Fernando Sánchez Calvo
Cuando un lector entra en una novela histórica sabe que va a emprender un viaje de ida que, si está bien escrito y retratado, se convertirá también en un viaje de vuelta, es decir, devolverá al lector la sensación de haber estado de verdad, de haber vivido realmente aquellos años, aquella parcela del tiempo que el autor en cuestión se ha aventurado a rescatar. Quizás por eso Feliciano Páez-Camino, porque lo ha hecho bastante bien, ha preferido titular las dos partes de este libro editado por Huerga y Fierro como “estampas” (de ida y vuelta) y no como “viajes”, porque no se ha limitado a brindarnos un recorrido por el eje cronológico que abarca desde el nacimiento de la Segunda República Española hasta los años 60 del tardo-franquismo, sino que entre la figura de Carlos (hijo de españoles republicanos exiliados en Argelia que desde el prisma de la infancia y del paria extranjero vive los turbulentos años de la descolonización francesa) y la de su padre Andrés (maestro durante la II República que ve cómo en un abrir y cerrar de ojos, y parafraseando a Azaña, los horrores de la tiranía vencen a los errores de la democracia) estira toda una serie de acontecimientos diarios, concretos, conocidos en algunas ocasiones, anónimos e intrahistóricos tal y como los quería Unamuno en otras, que trascienden la acumulación de datos y fechas para tejer un tapiz más o menos representativo de aquellos años. Es lo mínimo que se le puede pedir a una novela histórica. En ese caso el primer supuesto está conseguido. Si a dicho dibujo y color sumamos además que el autor también fue hijo de un exiliado republicano en Argelia y que su tesis doctoral versó sobre las relaciones hispano-francesas durante la República, obtenemos el segundo ingrediente indispensable para este género, en este caso por partida doble: el conocimiento experiencial y académico.
El lector que se adentre En el sabor del tiempo y, sobre todo, los lectores que nacimos después de la discutida Transición y para los que el temario de Historia siempre se detenía justo en 1931, comprenderemos por qué Victoria Kent no quiso que votaran las mujeres una vez conseguido el sufragio femenino, cómo ciudades como Málaga vivieron una república bastante distinta a la de Madrid, cuál es la razón para que exista una ley universal que garantice que siempre haya un oprimido por razones políticas y religiosas, por qué un pied-noir menospreciaba a un españolito hijo de exiliados de la misma manera que un metropolitano francés menospreciaba a un pied-noir, por qué la figura del maestro fue tan potenciada y respetada en una época determinada, cómo el sueño de la libertad y la pesadilla de la opresión ocupa espacios tan distintos como España o África, por qué razón fracasó esa Edad de Plata en nuestro país y por qué muchos no supieron ver que a la segunda tampoco iba a ir la vencida. Todas estas preguntas y otras, pasadas muchas veces por el tamiz de la nostalgia y la decepción, convierten a no pocas partes del libro en una crónica sentimental, lo cual a un servidor no le importa para nada, pues no estamos hablando de historia, sino de novela, la hermana gemela que amplía desde el corazón el esqueleto que se encarga de levantar la Historia.

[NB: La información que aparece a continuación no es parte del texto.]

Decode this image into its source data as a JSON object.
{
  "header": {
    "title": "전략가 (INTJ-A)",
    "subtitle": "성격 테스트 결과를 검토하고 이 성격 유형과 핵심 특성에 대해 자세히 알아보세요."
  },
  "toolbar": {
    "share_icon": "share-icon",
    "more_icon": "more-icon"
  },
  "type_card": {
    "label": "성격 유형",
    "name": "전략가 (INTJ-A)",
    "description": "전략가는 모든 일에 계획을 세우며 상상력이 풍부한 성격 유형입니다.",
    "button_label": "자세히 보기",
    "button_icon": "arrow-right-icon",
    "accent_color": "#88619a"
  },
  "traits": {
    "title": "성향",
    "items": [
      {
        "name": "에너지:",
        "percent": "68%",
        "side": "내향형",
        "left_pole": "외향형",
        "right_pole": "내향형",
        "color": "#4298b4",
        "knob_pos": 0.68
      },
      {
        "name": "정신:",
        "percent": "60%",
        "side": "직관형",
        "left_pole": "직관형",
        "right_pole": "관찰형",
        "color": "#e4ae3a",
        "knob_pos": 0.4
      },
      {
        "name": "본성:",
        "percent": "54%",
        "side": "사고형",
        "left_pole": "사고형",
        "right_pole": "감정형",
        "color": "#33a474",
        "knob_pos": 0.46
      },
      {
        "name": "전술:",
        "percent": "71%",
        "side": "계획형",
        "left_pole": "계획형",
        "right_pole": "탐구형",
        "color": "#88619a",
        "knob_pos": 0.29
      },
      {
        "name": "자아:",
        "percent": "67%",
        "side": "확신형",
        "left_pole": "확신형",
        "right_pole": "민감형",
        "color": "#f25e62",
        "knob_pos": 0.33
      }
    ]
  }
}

Es evidente y estúpido mencionar de qué parte está el autor. Ha sido también valiente al ser crítico con la propia izquierda y calificar así desde el narrador omnisciente a hermanos políticos del Socialismo: «Ello contribuyó, junto con la libertad de movimientos que permitía el régimen republicano, a afirmar la presencia del anarquismo, cuyo seductor discurso, simple y mesiánico, venía ya siendo seña de identidad de un amplio sector de las clases populares malagueñas». Mi desconocimiento medio sobre aquella época y tema me impide decir si ha sido en ese sentido reduccionista o no. Otros testimonios como los del cantautor Chicho Sánchez Ferlosio (hijo del falangista Rafael Sánchez Mazas), me han educado en otra visión más positiva del anarquismo en España. Lo que importa, como dice la canción, es que «ganaron las derechas, por partirse las izquierdas». Lo que importa es que, como decía en su día Javier Cercas contra aquellos que manifiestan su tedio y odio hacia las novelas que abarcan esos años, la Guerra Civil, la República y sus consecuencias son para los españoles como para los americanos el “western”. La Guerra Civil es nuestro “western”, nuestro género, el que explica cómo somos. Todo lo que de momento no se soluciona desde la parte política, nos los tienen que explicar historiadores y novelistas como Feliciano Páez-Camino.